As has already been pointed out, the archival and historical community have been active in document mark up. The following list is not exhaustive but these are important applications.
- CES (Corpus Encoding Standard) http://www.cs.vassar.edu/CES/CES1-1.html
- EAD DTD (Encoded Archival Description Document Type Definition) http://www.loc.gov/ead/ead/
- MEP (Model Editions Partnership) http://mep.cla.sc.edu/mepinfo/mep-info.html
- TEI (Text Encoding Initiative) http://www.tei-c.org/
CES follows TEI standards and is described as a TEI subset. It is described as "simplified" TEI.
The CES Header acts as an "electronic
title page" and consists of a extensive element
tree. For an example of the CES markup for George Orwell's
1984,
go to the bottom of the Web page at http://www.cs.vassar.edu/CES/CES1-3.html
Markup guidelines are found at http://MEP.cla.sc.edu/MepGuide.html Like other archival markup languages, MEP conforms to TEI standards.
MEP consists of both header definition as well as a textual markup within the body of the document. MEP, like the others, placed bibliographic definition between its <mepHeader></mepHeader>, but also marks up the electronic surrogate of the document itself between <doc></doc> metatags.

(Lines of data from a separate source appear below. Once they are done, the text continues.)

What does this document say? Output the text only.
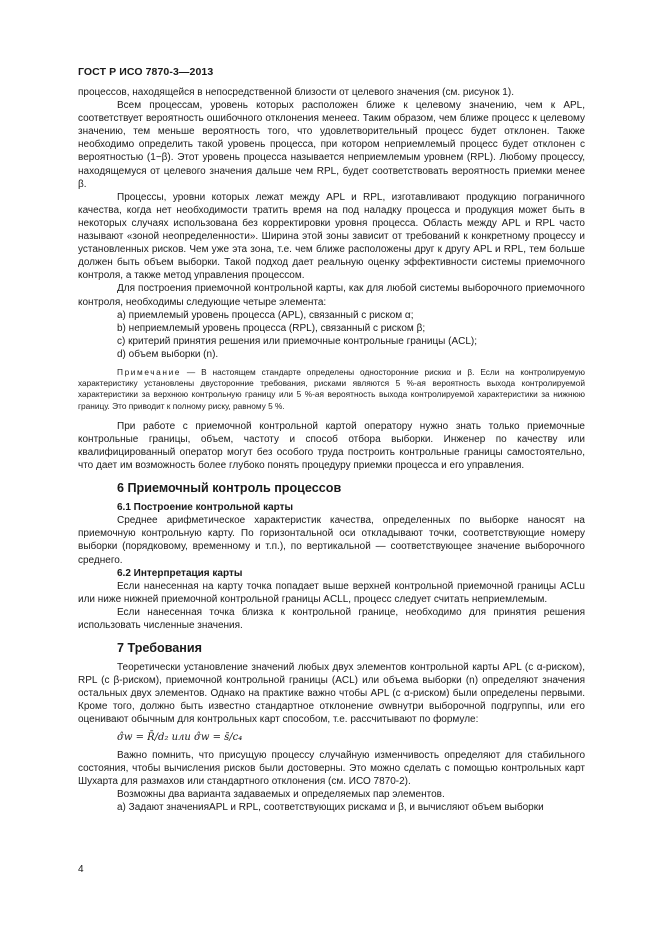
ГОСТ Р ИСО 7870-3—2013

процессов, находящейся в непосредственной близости от целевого значения (см. рисунок 1).

Всем процессам, уровень которых расположен ближе к целевому значению, чем к APL, соответствует вероятность ошибочного отклонения менееα. Таким образом, чем ближе процесс к целевому значению, тем меньше вероятность того, что удовлетворительный процесс будет отклонен. Также необходимо определить такой уровень процесса, при котором неприемлемый процесс будет отклонен с вероятностью (1−β). Этот уровень процесса называется неприемлемым уровнем (RPL). Любому процессу, находящемуся от целевого значения дальше чем RPL, будет соответствовать вероятность приемки менее β.

Процессы, уровни которых лежат между APL и RPL, изготавливают продукцию пограничного качества, когда нет необходимости тратить время на под наладку процесса и продукция может быть в некоторых случаях использована без корректировки уровня процесса. Область между APL и RPL часто называют «зоной неопределенности». Ширина этой зоны зависит от требований к конкретному процессу и установленных рисков. Чем уже эта зона, т.е. чем ближе расположены друг к другу APL и RPL, тем больше должен быть объем выборки. Такой подход дает реальную оценку эффективности системы приемочного контроля, а также метод управления процессом.

Для построения приемочной контрольной карты, как для любой системы выборочного приемочного контроля, необходимы следующие четыре элемента:

a) приемлемый уровень процесса (APL), связанный с риском α;

b) неприемлемый уровень процесса (RPL), связанный с риском β;

c) критерий принятия решения или приемочные контрольные границы (ACL);

d) объем выборки (n).

Примечание — В настоящем стандарте определены односторонние рискиα и β. Если на контролируемую характеристику установлены двусторонние требования, рисками являются 5 %-ая вероятность выхода контролируемой характеристики за верхнюю контрольную границу или 5 %-ая вероятность выхода контролируемой характеристики за нижнюю границу. Это приводит к полному риску, равному 5 %.

При работе с приемочной контрольной картой оператору нужно знать только приемочные контрольные границы, объем, частоту и способ отбора выборки. Инженер по качеству или квалифицированный оператор могут без особого труда построить контрольные границы самостоятельно, что дает им возможность более глубоко понять процедуру приемки процесса и его управления.

6 Приемочный контроль процессов
6.1 Построение контрольной карты

Среднее арифметическое характеристик качества, определенных по выборке наносят на приемочную контрольную карту. По горизонтальной оси откладывают точки, соответствующие номеру выборки (порядковому, временному и т.п.), по вертикальной — соответствующее значение выборочного среднего.

6.2 Интерпретация карты

Если нанесенная на карту точка попадает выше верхней контрольной приемочной границы ACLu или ниже нижней приемочной контрольной границы ACLL, процесс следует считать неприемлемым.

Если нанесенная точка близка к контрольной границе, необходимо для принятия решения использовать численные значения.

7 Требования

Теоретически установление значений любых двух элементов контрольной карты APL (с α-риском), RPL (с β-риском), приемочной контрольной границы (ACL) или объема выборки (n) определяют значения остальных двух элементов. Однако на практике важно чтобы APL (с α-риском) были определены первыми. Кроме того, должно быть известно стандартное отклонение σwвнутри выборочной подгруппы, или его оценивают обычным для контрольных карт способом, т.е. рассчитывают по формуле:

σ̂w = R̄/d₂ или σ̂w = s̄/c₄

Важно помнить, что присущую процессу случайную изменчивость определяют для стабильного состояния, чтобы вычисления рисков были достоверны. Это можно сделать с помощью контрольных карт Шухарта для размахов или стандартного отклонения (см. ИСО 7870-2).

Возможны два варианта задаваемых и определяемых пар элементов.

a) Задают значенияAPL и RPL, соответствующих рискамα и β, и вычисляют объем выборки

4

EAD consists of three main elements: header <eadheader></eadheader>,
frontmatter <frontmatter>, and archival description <archdesc>. The
EAD header consists of tags that define elements and atributes and
follow TEI standards. Frontmatter is seen as a bibliographic
descripter, but less formal in structure than the header taht need not
follow TEI format. Archival description contains information about the
document body. (see http://lcweb.loc.gov/ead/tglib/tlover.html)
| <teiHeader>
<fileDesc> <titleStmt>Title</titleStmt> <editionStmt>Edition</editionStmt> <extent>Extent</extent> <publicationStmt>Pub</publicationStmt> <seriesStmt> Series</seriesStmt> <notesStmt>Notes</notesStmt> <sourceDesc>Source </sourceDesc> </fileDesc> <more header here> </teiHeader> |
The TEI header contains a series of elements. The first is always the file description <fileDesc>. It is designed to provide standard bibliographic referants as shown above.
The second major element is the Encoding Description <encodingDesc>
. It is an optional description of methods and editorial
principles underlying the document description. There are nine optional
subdivisions to the <encodingDesc>
The third major element is the Profile Description <profileDesc>. This too is a optional element and includes information surrounding a document of a non-bibliographic nature. These include various subelements that describe how a document came to be <creation>, languages and sub-languagesfound in the text <langUsage> , and descriptions of the nature of the text <textClass> . There are addtional subelements.
The fourth and final element is the Revision Description <revisionDesc>. This last element pertains not to the described document, but rather to revisions to the description. It is, if you will, a provinance of the bibliographic document description. It too is optional.